Washington’s third goal followed a similar script. Andre Burakovsky got his second tally in three games with 6:55 left to play after racing to the net. At the top of the blue paint, he tapped in a touch pass from Jay Beagle to cut their deficit to a single goal.
They couldn't get any closer, but Burakovsky said he hopes the manner in which the three goals were scored marks the start of something for the Caps, who are 1-2-1 in their last four games.
“That’s what I learned while I was sitting out and watching,” the 21-year-old said. “Ninety-percent of all the goals actually happen right in front. Sorta like my goal [against the Islanders]. Look at the Islanders’ goals, too. It was kind of the same. They were right in front of the net and it happened.”

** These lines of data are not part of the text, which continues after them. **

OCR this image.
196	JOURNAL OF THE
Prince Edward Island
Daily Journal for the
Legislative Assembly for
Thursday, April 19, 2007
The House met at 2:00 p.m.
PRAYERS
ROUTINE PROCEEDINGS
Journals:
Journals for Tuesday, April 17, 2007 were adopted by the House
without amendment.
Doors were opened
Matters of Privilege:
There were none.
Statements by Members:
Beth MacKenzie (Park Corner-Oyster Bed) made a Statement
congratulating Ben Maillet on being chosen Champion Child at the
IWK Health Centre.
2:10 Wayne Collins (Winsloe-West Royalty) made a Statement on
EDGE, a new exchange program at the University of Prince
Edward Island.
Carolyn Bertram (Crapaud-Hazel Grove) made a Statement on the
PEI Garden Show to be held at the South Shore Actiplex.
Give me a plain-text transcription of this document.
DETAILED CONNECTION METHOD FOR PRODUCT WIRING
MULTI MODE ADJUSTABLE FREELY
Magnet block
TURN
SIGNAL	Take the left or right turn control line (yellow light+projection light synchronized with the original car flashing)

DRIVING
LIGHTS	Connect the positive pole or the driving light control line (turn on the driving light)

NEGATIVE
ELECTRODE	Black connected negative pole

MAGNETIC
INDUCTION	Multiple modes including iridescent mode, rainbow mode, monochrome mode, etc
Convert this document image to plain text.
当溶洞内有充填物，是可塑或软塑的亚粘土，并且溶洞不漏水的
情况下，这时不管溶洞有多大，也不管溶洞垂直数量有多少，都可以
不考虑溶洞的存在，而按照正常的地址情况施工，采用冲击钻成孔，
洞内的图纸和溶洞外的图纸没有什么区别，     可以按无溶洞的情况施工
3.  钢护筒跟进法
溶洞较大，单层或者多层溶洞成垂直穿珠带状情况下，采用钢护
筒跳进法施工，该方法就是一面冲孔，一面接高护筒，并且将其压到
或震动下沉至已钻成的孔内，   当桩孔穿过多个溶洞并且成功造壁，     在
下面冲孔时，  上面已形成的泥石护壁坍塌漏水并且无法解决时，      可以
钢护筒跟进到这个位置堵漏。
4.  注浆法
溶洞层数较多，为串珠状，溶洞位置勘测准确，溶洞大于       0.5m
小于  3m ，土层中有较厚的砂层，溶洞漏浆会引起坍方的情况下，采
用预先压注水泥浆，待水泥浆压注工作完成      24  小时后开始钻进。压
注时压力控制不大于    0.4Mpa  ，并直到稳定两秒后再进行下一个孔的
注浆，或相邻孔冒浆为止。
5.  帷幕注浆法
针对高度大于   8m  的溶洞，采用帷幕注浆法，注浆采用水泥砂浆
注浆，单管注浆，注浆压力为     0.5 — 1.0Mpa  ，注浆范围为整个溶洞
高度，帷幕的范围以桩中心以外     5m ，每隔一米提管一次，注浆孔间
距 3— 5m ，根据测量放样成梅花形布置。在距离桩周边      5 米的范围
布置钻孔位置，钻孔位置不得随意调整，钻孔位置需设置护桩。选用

Burakovsky added: “I’ve been watching what I can do to get more opportunities and better opportunities. And one of them is when one of our guys has the puck on the boards, I’m just going to go straight through the middle and to the net. That’s kind of what happened yesterday, Beags went to the middle, I came in hard behind him and the puck was eventually coming there. And it came to me. It was harder to miss than to score. A goal is a goal.”
In recent weeks, Trotz has incorporated more drills into his practice plans aimed at creating second-chance goals. In one of the drills, the first forward into the zone fires the puck on goal, the second forward crashes net and a defenseman enters third, also looking to finish a rebound.
Burakovsky said the practice reps help, but scoring greasy goals also requires a different mentality—and there’s still some work to be done in that department.
“We’ve been working on it for a while,” Burakovsky said. “We’ve gotten a little bit better, but I still think we can go to the net a lot harder.”